Platform support appears throughout the tree through conditional compilation.

Example pattern:

#ifdef MS_WINDOWS
    /* Windows-specific code */
#else
    /* POSIX-like code */
#endif

Internals reading often requires distinguishing portable runtime logic from platform-specific branches.

3.14 Generated Code and Source Inputs

CPython contains both hand-written files and generated files.

Common generated areas include:

parser output from grammar
AST-related generated files
opcode metadata and bytecode tables
Argument Clinic output
frozen importlib modules
configuration files

A generated file usually has a comment near the top explaining how it was produced.

Before editing a suspiciously mechanical block, look for markers such as:

generated by
do not edit
clinic start generated code
autogenerated

Manual edits to generated regions are usually lost during regeneration.

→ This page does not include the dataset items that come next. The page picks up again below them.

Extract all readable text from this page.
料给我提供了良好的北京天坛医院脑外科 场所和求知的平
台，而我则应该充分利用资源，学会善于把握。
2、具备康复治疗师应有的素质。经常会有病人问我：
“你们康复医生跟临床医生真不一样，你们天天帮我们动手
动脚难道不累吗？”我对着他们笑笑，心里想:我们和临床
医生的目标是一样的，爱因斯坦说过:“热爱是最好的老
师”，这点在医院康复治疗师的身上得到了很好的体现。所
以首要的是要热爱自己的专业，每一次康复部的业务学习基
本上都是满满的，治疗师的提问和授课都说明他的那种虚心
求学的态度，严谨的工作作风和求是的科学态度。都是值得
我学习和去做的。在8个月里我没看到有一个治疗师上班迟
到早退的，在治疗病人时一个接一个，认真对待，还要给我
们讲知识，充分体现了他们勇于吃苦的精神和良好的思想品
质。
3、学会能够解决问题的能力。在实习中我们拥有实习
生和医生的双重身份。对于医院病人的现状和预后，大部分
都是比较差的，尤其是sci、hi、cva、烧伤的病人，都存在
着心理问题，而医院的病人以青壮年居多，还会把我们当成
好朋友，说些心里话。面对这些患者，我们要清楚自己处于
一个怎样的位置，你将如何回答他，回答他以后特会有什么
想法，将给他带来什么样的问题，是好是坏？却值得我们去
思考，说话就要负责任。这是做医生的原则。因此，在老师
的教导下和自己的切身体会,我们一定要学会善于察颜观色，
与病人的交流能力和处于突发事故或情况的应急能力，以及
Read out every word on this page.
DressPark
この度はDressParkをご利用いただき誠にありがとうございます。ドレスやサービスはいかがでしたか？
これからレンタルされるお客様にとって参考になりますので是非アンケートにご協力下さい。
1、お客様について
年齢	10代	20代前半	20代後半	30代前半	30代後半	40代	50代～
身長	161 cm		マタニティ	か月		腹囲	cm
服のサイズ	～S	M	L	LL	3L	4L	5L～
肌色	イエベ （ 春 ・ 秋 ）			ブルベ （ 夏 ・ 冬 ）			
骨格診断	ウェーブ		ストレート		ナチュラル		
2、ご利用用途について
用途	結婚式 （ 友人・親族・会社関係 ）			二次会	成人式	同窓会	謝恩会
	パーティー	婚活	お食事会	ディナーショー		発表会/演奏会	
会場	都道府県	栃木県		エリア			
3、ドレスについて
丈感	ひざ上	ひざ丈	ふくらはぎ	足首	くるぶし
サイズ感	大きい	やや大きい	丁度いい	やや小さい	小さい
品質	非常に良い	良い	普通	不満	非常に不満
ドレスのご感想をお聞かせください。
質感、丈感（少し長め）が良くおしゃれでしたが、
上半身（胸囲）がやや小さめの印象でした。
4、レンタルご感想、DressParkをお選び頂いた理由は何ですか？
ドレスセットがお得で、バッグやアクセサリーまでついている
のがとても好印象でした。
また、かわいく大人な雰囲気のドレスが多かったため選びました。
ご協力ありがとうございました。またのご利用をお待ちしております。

3.15 A Reading Path Through the Repository

A good first reading path is:

Programs/python.c
Python/pylifecycle.c
Python/pythonrun.c
Python/compile.c
Python/ceval.c
Objects/object.c
Objects/typeobject.c
Objects/dictobject.c
Objects/listobject.c

This path follows execution from process startup to runtime behavior.

A second reading path for object internals:

Include/object.h
Include/cpython/object.h
Objects/object.c
Objects/typeobject.c
Objects/longobject.c
Objects/unicodeobject.c
Objects/listobject.c
Objects/dictobject.c

A third path for source-to-bytecode:

Grammar/
Parser/
Python/ast.c
Python/symtable.c
Python/compile.c
Objects/codeobject.c
Python/ceval.c

3.16 How to Find Code for a Python Feature

Start from the Python feature, then map it to a subsystem.

FeatureFirst files to inspect
list.appendObjects/listobject.c
dict[key]Objects/dictobject.c
x.yObjects/object.c, Objects/typeobject.c
class C:Objects/typeobject.c, Python/compile.c
try/exceptPython/compile.c, Python/ceval.c
import xLib/importlib/, Python/import.c
async defPython/compile.c, Objects/genobject.c
withPython/compile.c, Python/ceval.c
len(x)Python/bltinmodule.c, type slots
print(x)Python/bltinmodule.c, file I/O modules

Use tests to confirm behavior:

./python -m test test_dict
./python -m test test_descr
./python -m test test_importlib

3.17 Repository Layout as Architecture

The directory structure reflects CPython’s architecture.

Include/    exposes C interfaces
Objects/    defines runtime values
Python/     executes and manages programs
Parser/     understands syntax
Modules/    provides C-backed modules
Lib/        provides Python-level standard library
Lib/test/   protects behavior
Programs/   starts the executable
Tools/      maintains generated and developer workflows
Doc/        explains public behavior

This layout is not perfect. Older code, platform constraints, backward compatibility, and generated files create exceptions. Still, the structure is coherent enough to guide source reading.

3.18 Chapter Summary

The CPython repository is a working system, not a collection of isolated files. Objects/ defines what Python values are. Python/ defines how programs compile and execute. Parser/ and Grammar/ define syntax handling. Modules/ and Lib/ provide the standard library. Include/ exposes C interfaces. Lib/test/ defines much of the regression safety net.

A productive reader moves between implementation, tests, and documentation. CPython internals become easier once each source file has a clear place in the runtime architecture.